Step 2 - Import Skims

This script reads skim data from csv files into the emma.od.Skim format for use in accessibility and downstream travel modeling analyses.

Modes of travel for which skim data are provided include:
  • Auto (SOV)

  • Transit
    • Walk access (all technologies)

    • Drive access (various technologies)
      • Commuter rail

      • Ferry

      • Local bus

      • Rapid transit

  • Bicyling

  • Walking

The typical procedure for translating skim data from tables to Skim matrices includes:

  • Identifying the csv data source

  • Defining the origin_id and destination_id columns in the csv

  • Defining the Skim zones index and axis labels

  • Define how value columns in the csv relate to axes

  • Initialize the skim object, pointing to an HDF store if desired. (This is always done in the WSA workflow to ensure skims persist on disk for downstream processing.)

  • Import data

Workflow:

  • Specify the network configuration and lu configuration (for parking costs and terminal times, e.g.)

  • Specify global assumptions

  • Import auto travel costs from csv
    • Calculate TAZ-level walking and biking costs

    • Add parking and terminal times

    • Estimate parking durations / typical charges

    • Calculate generalized cost by purpose

  • Import transit (WAT) costs from csv
    • Calculate total travel time (IVTT + OVTT)

  • Import transit (DAT) costs from csv
    • Calculate total time (IVTT + OVTT) by submode

    • Generalize best available DAT costs

  • Import walk travel costs from csv (block level)

  • Import bike travel costs from csv (block level)

Functions

The following functions are referenced in this script, from the wsa.import_skims (or impfuncs) submodule:

wsa.impfuncs.initImpSkim_wsa(zones_array, index_fields, impedance_attributes, hdf_store, node_path, name, overwrite=False, desc=None, init_val=- 1.0)

Build a basic skim to hold impedance data for a given mode.

Parameters
  • zones_array (pd.DataFrame) – The zones array has rows representing zones, with fields to identify each zone. Used to set the i and j dimensions of the skim.

  • index_fields ([String,..]) – A list of columns in zones_array (or a single column name) to use as zone indices in the skim.

  • impedance_attributes ([String,..]) – A list of impedance attributes that will be stored in the skim.

  • hdf_store (String) – A path to an hdf file to store the skim data.

  • node_path (String) – The node in hdf_store where the skim array will be stored.

  • name (String) – The name of skim array at node_path.
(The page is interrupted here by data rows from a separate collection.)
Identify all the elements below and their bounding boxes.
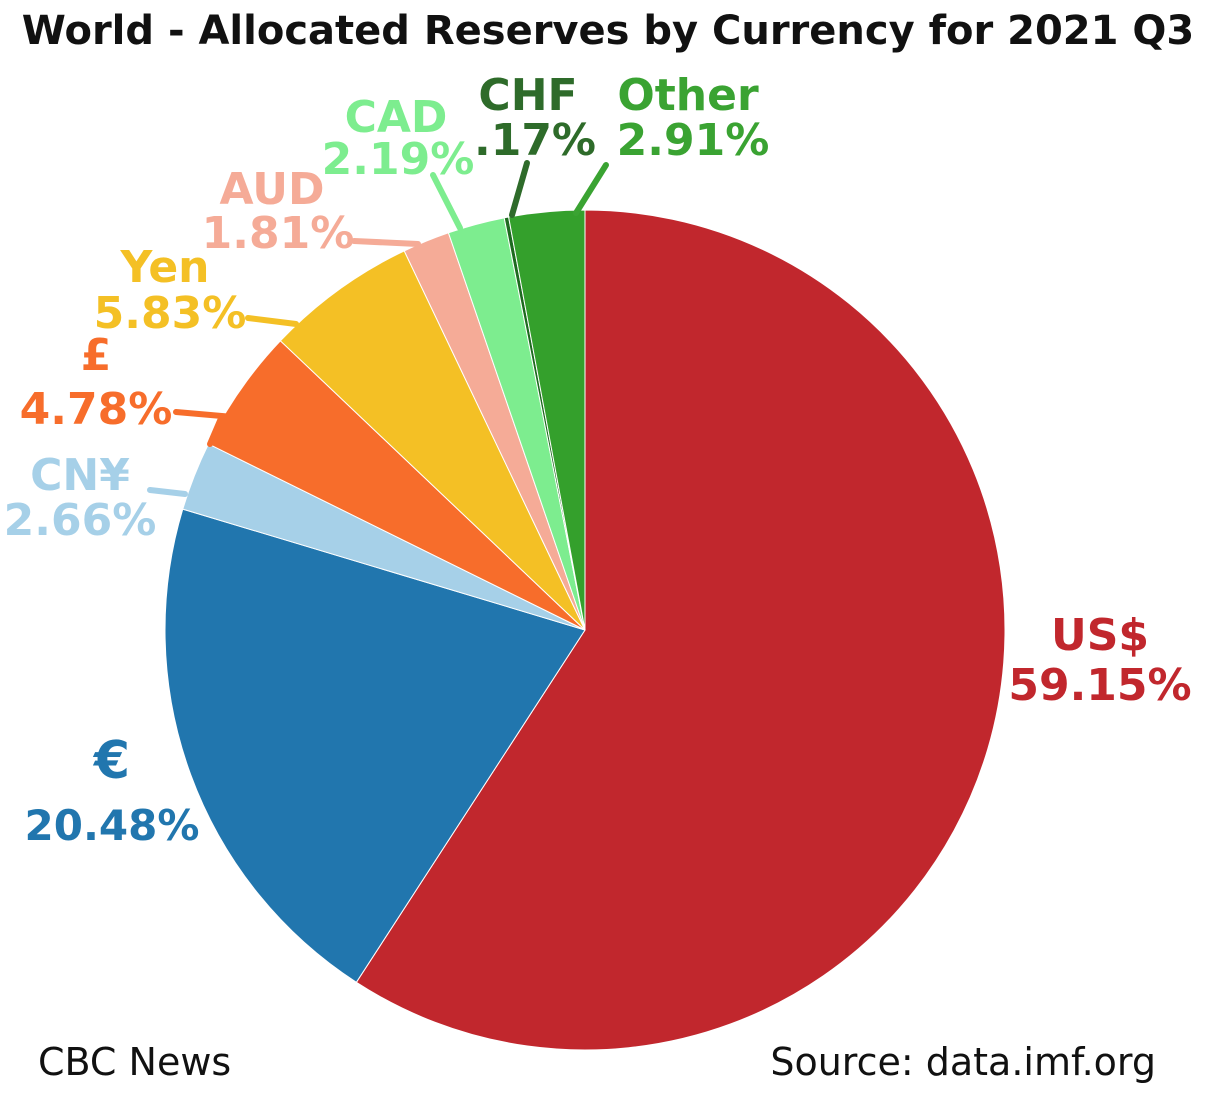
pie-slice-1 [164, 508, 586, 984]
slice-label-1: € [93, 731, 130, 791]
slice-label-6: CAD [345, 92, 448, 143]
slice-label-0: US$ [1051, 610, 1149, 661]
slice-value-5: 1.81% [202, 208, 355, 259]
slice-label-8: Other [617, 70, 759, 121]
slice-label-5: AUD [220, 164, 325, 215]
leader-line-6 [430, 172, 463, 231]
pie-slice-8 [508, 209, 586, 631]
leader-line-5 [351, 238, 421, 247]
leader-line-7 [509, 160, 530, 218]
leader-line-3 [173, 409, 227, 447]
slice-value-4: 5.83% [94, 288, 247, 339]
slice-value-0: 59.15% [1008, 660, 1191, 711]
pie-slice-4 [279, 250, 586, 631]
slice-value-1: 20.48% [25, 801, 200, 850]
slice-label-2: CN¥ [30, 450, 130, 501]
leader-line-2 [147, 487, 188, 497]
leader-line-4 [245, 315, 299, 327]
pie-slice-0 [355, 209, 1006, 1051]
slice-value-7: .17% [474, 115, 596, 166]
source-text: Source: data.imf.org [770, 1040, 1156, 1084]
slice-label-3: £ [81, 330, 112, 381]
slice-value-8: 2.91% [617, 115, 770, 166]
slice-label-7: CHF [478, 70, 577, 121]
chart-title: World - Allocated Reserves by Currency f… [21, 8, 1195, 54]
slice-value-2: 2.66% [4, 495, 157, 546]
slice-value-3: 4.78% [20, 384, 173, 435]
leader-line-8 [573, 162, 609, 216]
slice-value-6: 2.19% [322, 134, 475, 185]
credit-text: CBC News [38, 1040, 232, 1084]
slice-label-4: Yen [120, 242, 210, 293]
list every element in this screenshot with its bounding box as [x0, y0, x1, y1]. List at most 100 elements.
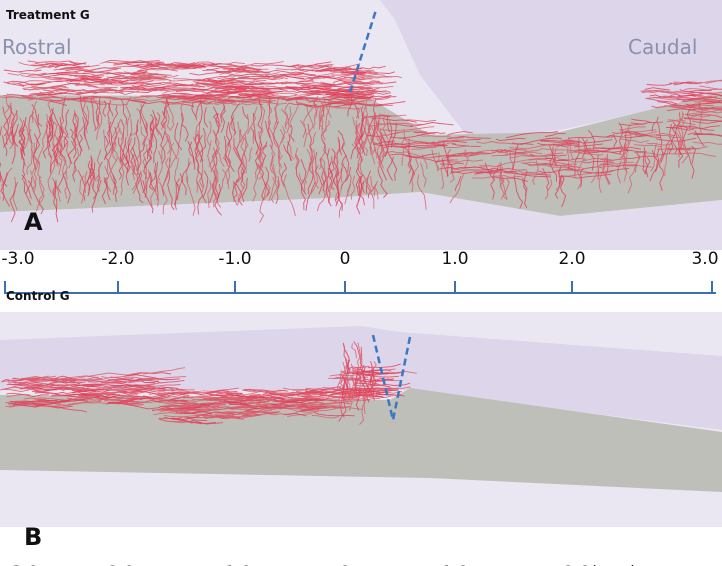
fiber	[578, 152, 604, 156]
fiber	[42, 73, 70, 75]
fiber	[79, 398, 123, 402]
fiber	[313, 411, 355, 417]
fiber	[593, 146, 641, 150]
fiber	[243, 137, 249, 174]
fiber	[618, 122, 623, 155]
fiber	[163, 89, 209, 94]
fiber	[82, 117, 90, 150]
fiber	[384, 120, 393, 157]
fiber	[90, 155, 96, 182]
fiber	[59, 114, 64, 150]
fiber	[36, 176, 45, 212]
fiber	[209, 393, 239, 396]
fiber	[174, 63, 221, 68]
fiber	[4, 96, 10, 114]
fiber	[386, 115, 391, 133]
fiber	[344, 380, 349, 401]
fiber	[651, 116, 659, 132]
fiber	[159, 181, 168, 215]
fiber	[499, 166, 504, 190]
fiber	[291, 68, 314, 72]
fiber	[282, 144, 292, 161]
fiber	[359, 175, 365, 193]
fiber	[73, 393, 116, 398]
fiber	[449, 165, 455, 183]
fiber	[335, 156, 339, 177]
fiber	[667, 119, 686, 123]
fiber	[48, 116, 54, 149]
fiber	[83, 384, 125, 387]
fiber	[6, 104, 12, 145]
fiber	[124, 142, 130, 158]
fiber	[53, 132, 62, 154]
fiber	[250, 89, 284, 93]
panel-title: Control G	[6, 289, 70, 303]
fiber	[355, 389, 361, 411]
fiber	[36, 90, 83, 97]
fiber	[63, 109, 70, 147]
fiber	[649, 94, 694, 100]
fiber	[248, 410, 281, 413]
fiber	[227, 96, 252, 99]
fiber	[67, 140, 76, 164]
fiber	[72, 147, 80, 176]
fiber	[160, 130, 166, 164]
fiber	[87, 371, 143, 377]
fiber	[79, 175, 85, 204]
fiber	[529, 153, 567, 157]
fiber	[239, 69, 277, 74]
fiber	[0, 162, 8, 187]
fiber	[231, 73, 270, 79]
fiber	[180, 161, 191, 183]
fiber	[491, 153, 524, 157]
fiber	[3, 95, 33, 99]
fiber	[244, 401, 266, 405]
fiber	[64, 388, 89, 391]
fiber	[92, 98, 103, 126]
fiber	[292, 63, 334, 69]
fiber	[401, 119, 437, 122]
fiber	[130, 82, 172, 85]
fiber	[357, 158, 363, 190]
fiber	[366, 368, 374, 392]
fiber	[303, 129, 308, 148]
fiber	[376, 117, 385, 158]
fiber	[283, 412, 307, 417]
fiber	[270, 399, 300, 405]
fiber	[111, 128, 121, 154]
axis-label: 2.0(mm)	[563, 563, 636, 566]
fiber	[226, 121, 231, 149]
fiber	[219, 103, 263, 106]
panel-letter: A	[24, 208, 43, 236]
fiber	[104, 88, 152, 92]
fiber	[419, 162, 427, 187]
panel-title: Treatment G	[6, 8, 90, 22]
fiber	[18, 123, 24, 154]
fiber	[171, 388, 195, 392]
fiber	[347, 365, 370, 370]
fiber	[93, 90, 140, 95]
fiber	[23, 397, 46, 401]
fiber	[620, 138, 649, 143]
fiber	[288, 102, 317, 107]
fiber	[2, 135, 8, 157]
fiber	[581, 139, 589, 159]
fiber	[495, 137, 526, 142]
fiber	[443, 154, 473, 159]
fiber	[357, 94, 392, 98]
fiber	[446, 159, 484, 163]
fiber	[37, 383, 60, 388]
fiber	[120, 98, 127, 126]
fiber	[476, 141, 522, 146]
fiber	[683, 140, 695, 179]
fiber	[671, 106, 722, 111]
fiber	[239, 409, 276, 415]
fiber	[180, 403, 210, 408]
fiber	[693, 133, 722, 137]
fiber	[624, 129, 629, 153]
fiber	[377, 169, 388, 199]
fiber	[201, 79, 256, 83]
fiber	[522, 148, 570, 153]
fiber	[678, 110, 684, 149]
fiber	[360, 364, 365, 382]
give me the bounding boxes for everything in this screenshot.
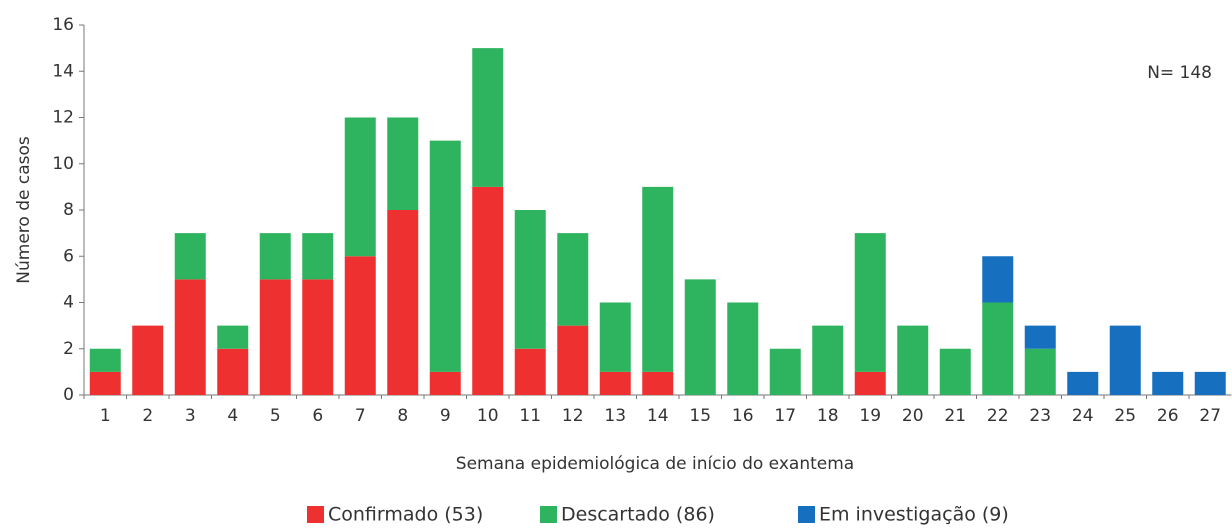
y-tick-label: 6 bbox=[63, 246, 74, 266]
x-tick-label: 5 bbox=[270, 406, 281, 426]
y-tick-label: 0 bbox=[63, 385, 74, 405]
bar-segment bbox=[1067, 371, 1099, 395]
x-tick-label: 15 bbox=[689, 406, 711, 426]
x-tick-label: 17 bbox=[774, 406, 796, 426]
x-tick-label: 2 bbox=[142, 406, 153, 426]
x-tick-label: 9 bbox=[440, 406, 451, 426]
y-axis-label: Número de casos bbox=[14, 136, 34, 284]
bar-segment bbox=[854, 233, 886, 372]
x-tick-label: 20 bbox=[902, 406, 924, 426]
x-tick-label: 26 bbox=[1157, 406, 1179, 426]
bar-segment bbox=[557, 325, 589, 395]
x-tick-label: 13 bbox=[604, 406, 626, 426]
x-tick-label: 16 bbox=[732, 406, 754, 426]
x-tick-label: 22 bbox=[987, 406, 1009, 426]
bar-segment bbox=[174, 279, 206, 395]
bar-segment bbox=[897, 325, 929, 395]
bar-segment bbox=[387, 210, 419, 395]
bar-segment bbox=[429, 140, 461, 372]
bar-segment bbox=[429, 371, 461, 395]
x-tick-label: 7 bbox=[355, 406, 366, 426]
bar-segment bbox=[344, 117, 376, 257]
y-tick-label: 4 bbox=[63, 293, 74, 313]
bar-segment bbox=[514, 210, 546, 349]
x-tick-label: 27 bbox=[1199, 406, 1221, 426]
bar-segment bbox=[259, 233, 291, 280]
x-tick-label: 21 bbox=[944, 406, 966, 426]
x-tick-label: 25 bbox=[1114, 406, 1136, 426]
bar-segment bbox=[769, 348, 801, 395]
bar-segment bbox=[642, 186, 674, 372]
bar-segment bbox=[344, 256, 376, 395]
legend-swatch bbox=[540, 506, 557, 523]
bar-segment bbox=[217, 348, 249, 395]
legend-label: Descartado (86) bbox=[561, 504, 715, 526]
bar-segment bbox=[684, 279, 716, 395]
x-tick-label: 23 bbox=[1029, 406, 1051, 426]
annotation: N= 148 bbox=[1147, 63, 1212, 83]
x-axis-label: Semana epidemiológica de início do exant… bbox=[456, 454, 854, 474]
y-tick-label: 16 bbox=[52, 15, 74, 35]
bar-segment bbox=[514, 348, 546, 395]
x-tick-label: 3 bbox=[185, 406, 196, 426]
legend-swatch bbox=[798, 506, 815, 523]
bar-segment bbox=[982, 302, 1014, 395]
bar-segment bbox=[599, 371, 631, 395]
legend-label: Confirmado (53) bbox=[328, 504, 483, 526]
bar-segment bbox=[1024, 325, 1056, 349]
bar-segment bbox=[217, 325, 249, 349]
x-tick-label: 4 bbox=[227, 406, 238, 426]
x-tick-label: 6 bbox=[312, 406, 323, 426]
bar-segment bbox=[132, 325, 164, 395]
bar-segment bbox=[387, 117, 419, 210]
bar-segment bbox=[259, 279, 291, 395]
bar-segment bbox=[557, 233, 589, 326]
legend-swatch bbox=[307, 506, 324, 523]
bar-segment bbox=[302, 233, 334, 280]
bar-segment bbox=[642, 371, 674, 395]
x-tick-label: 8 bbox=[397, 406, 408, 426]
bar-segment bbox=[472, 48, 504, 187]
y-tick-label: 8 bbox=[63, 200, 74, 220]
bar-segment bbox=[89, 371, 121, 395]
bar-segment bbox=[939, 348, 971, 395]
bar-segment bbox=[1109, 325, 1141, 395]
bar-segment bbox=[472, 186, 504, 395]
bar-segment bbox=[854, 371, 886, 395]
x-tick-label: 12 bbox=[562, 406, 584, 426]
x-tick-label: 11 bbox=[519, 406, 541, 426]
bar-segment bbox=[1024, 348, 1056, 395]
y-tick-label: 12 bbox=[52, 108, 74, 128]
bar-segment bbox=[1152, 371, 1184, 395]
bar-segment bbox=[89, 348, 121, 372]
x-tick-label: 18 bbox=[817, 406, 839, 426]
y-tick-label: 2 bbox=[63, 339, 74, 359]
bar-segment bbox=[812, 325, 844, 395]
y-tick-label: 10 bbox=[52, 154, 74, 174]
bar-segment bbox=[982, 256, 1014, 303]
x-tick-label: 1 bbox=[100, 406, 111, 426]
bar-segment bbox=[174, 233, 206, 280]
x-tick-label: 19 bbox=[859, 406, 881, 426]
x-tick-label: 10 bbox=[477, 406, 499, 426]
bar-segment bbox=[727, 302, 759, 395]
x-tick-label: 24 bbox=[1072, 406, 1094, 426]
bar-segment bbox=[302, 279, 334, 395]
y-tick-label: 14 bbox=[52, 61, 74, 81]
bar-segment bbox=[1194, 371, 1226, 395]
x-tick-label: 14 bbox=[647, 406, 669, 426]
bar-segment bbox=[599, 302, 631, 372]
legend-label: Em investigação (9) bbox=[819, 504, 1009, 526]
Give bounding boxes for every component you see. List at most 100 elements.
  • overwrite (Boolean, default=False) – If True, the data in the hdf file at node_path/name will be overwritten.

  • desc (String, default=None) – A brief description of the skim’s contents.

  • init_val (numeric, default=-1.0) –

Returns

A skim object. All values are initialized to init_val. These values will be updated when skim data are loaded from csv files.

Return type

Skim

wsa.impfuncs.estimateParkingDuration(time_array, cost_array, purpose, max_dur=420)

Estimated parking costs are a function of 1/2-day pricing pro-rated to hourly assuming 1/2 day is 4 hours.

Hourly estimates are then applied based on the estimated duration of the activity (i.e, how long are you parked?)

The parking duration estimate is a function of trip duration, parking cost (1/2 day charge), and trip purpose

Parameters
  • time_array (np.ndarray) – An array of OD travel times (in minutes)

  • cost_array (np.ndarray) – An array of destination-end hourly parking charges cast into the full OD matrix

  • purpose (String ("HBW", "HBO", "HBSch", or "NHB")) – The purpose of travel

  • max_dur (Integer, default=420) – Cap the estimated parking duration at the specified value (in minutes)

Returns

Return type

np.ndarray

wsa.impfuncs.addZonalCosts(skim, imped_axis, imped_name, zone_df, column, factor=1.0, zone_id_level='TAZ', origin_cost=False)

Given a data frame of zonal costs (parking charges, terminal times, e.g.), add these cost to the specified axis and label for the input skim.

Origin-end costs are added when origin_cost=True; otherwise costs are assumed to apply to the destination end.

Parameters
  • skim (Skim) –

  • imped_axis (String) – The name of the axis in skim in which values will be recorded

  • imped_name (String) – The label in imped_axis where values will be recorded.

  • zone_df (pd.DataFrame) – A table of zonal costs. It is assumed its index values correspond to those in skim.zones

  • column (String) – The column in zone_df with zonal cost values

  • factor (numeric, default=1.0) – A factor by which to scale zonal costs upon import

  • taz_id_level (String, default="TAZ") – If skim uses a multiindex for its zones attribute, provide the name of the level against which zone_df will be reindexed.

  • origin_cost (Boolean, default=False) – If True, costs are applied to OD pairs by origin location. Otherwise, costs are applied based on destination.